In general, executives try to walk out of any meeting with minimal to-do list in their hands. When discussing a project, we have a temptation to say “oh, I can do it so easily, and I may be the best in the room to do it.” That is almost always the wrong thing to do; if you a leader, you should find someone else to do it, whenever possible. Otherwise, your time will be completely eaten up by such tasks. More importantly, you are not letting your team learn and grow. Delegation of responsibility is essential for a learning organization.
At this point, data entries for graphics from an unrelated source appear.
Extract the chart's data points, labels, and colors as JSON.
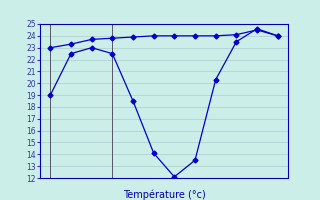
{
  "x_low": [
    0,
    1,
    2,
    3,
    4,
    5,
    6,
    7,
    8,
    9,
    10,
    11
  ],
  "line_low": [
    19.0,
    22.5,
    23.0,
    22.5,
    18.5,
    14.1,
    12.1,
    13.5,
    20.3,
    23.5,
    24.6,
    24.0
  ],
  "x_high": [
    0,
    1,
    2,
    3,
    4,
    5,
    6,
    7,
    8,
    9,
    10,
    11
  ],
  "line_high": [
    23.0,
    23.3,
    23.7,
    23.8,
    23.9,
    24.0,
    24.0,
    24.0,
    24.0,
    24.1,
    24.5,
    24.0
  ],
  "line_color": "#0000cc",
  "marker": "D",
  "marker_size": 2.5,
  "bg_color": "#cceee8",
  "grid_color": "#aacccc",
  "axis_color": "#0000aa",
  "tick_color": "#3333aa",
  "xlabel": "Température (°c)",
  "xlabel_color": "#0000aa",
  "ylim": [
    12,
    25
  ],
  "yticks": [
    12,
    13,
    14,
    15,
    16,
    17,
    18,
    19,
    20,
    21,
    22,
    23,
    24,
    25
  ],
  "xlim": [
    -0.5,
    11.5
  ],
  "lun_x": 0.0,
  "mar_x": 3.0,
  "vline_lun_x": 0.0,
  "vline_mar_x": 3.0
}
However, there is one exception to this rule. When a meeting resolves in a need for some sort of a document, I often volunteer to do the first draft. It is because the framing of the issue and structuring of the initial document are critically important to get it right. After that, people can contribute to it in many ways, including completely overriding the initial idea. But everyone tends to stick to the original frame. A document with three sections tends to stay with three sections, no matter how many edits it goes through. If it has the Background part, and a summary part, they normally stay. If you include a section called “Limitations of the proposed approach,” people usually keep it there. I may never have any input or control over the document again, but I can influence the questions people ask themselves while writing it.
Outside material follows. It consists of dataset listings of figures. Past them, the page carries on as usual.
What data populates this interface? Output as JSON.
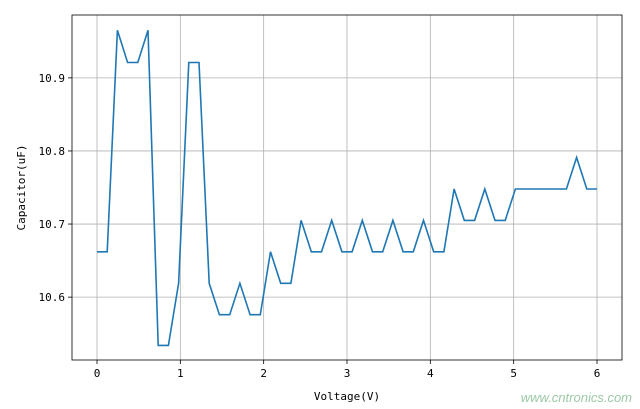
{
  "chart_data": {
    "type": "line",
    "title": "",
    "xlabel": "Voltage(V)",
    "ylabel": "Capacitor(uF)",
    "xlim": [
      -0.3,
      6.3
    ],
    "ylim": [
      10.514,
      10.986
    ],
    "xticks": [
      "0",
      "1",
      "2",
      "3",
      "4",
      "5",
      "6"
    ],
    "yticks": [
      "10.6",
      "10.7",
      "10.8",
      "10.9"
    ],
    "grid": true,
    "line_color": "#1f77b4",
    "x_start": 0,
    "x_end": 6,
    "values": [
      10.662,
      10.662,
      10.965,
      10.921,
      10.921,
      10.965,
      10.534,
      10.534,
      10.619,
      10.921,
      10.921,
      10.619,
      10.576,
      10.576,
      10.619,
      10.576,
      10.576,
      10.662,
      10.619,
      10.619,
      10.705,
      10.662,
      10.662,
      10.705,
      10.662,
      10.662,
      10.705,
      10.662,
      10.662,
      10.705,
      10.662,
      10.662,
      10.705,
      10.662,
      10.662,
      10.748,
      10.705,
      10.705,
      10.748,
      10.705,
      10.705,
      10.748,
      10.748,
      10.748,
      10.748,
      10.748,
      10.748,
      10.791,
      10.748,
      10.748
    ]
  },
  "watermark": "www.cntronics.com"
}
The structure of things, not just documents, is something that is obvious to the point of becoming invisible. It affects our thinking in subtle, barely perceptible ways. The most potent power is that of a blank page, where everything is still possible, and nothing is solid yet. We rarely get to deal with the blank page. None if us get to do anything really from scratch. The “scratch” is the sensation of boundless creativity. That is the reason not to miss such rare moments where nothing yet is fixed. Whatever you or others create later will increasingly limit further steps. The way you use your freedom determines the shackles that will eventually confine it. Treasure the potency of a rough draft.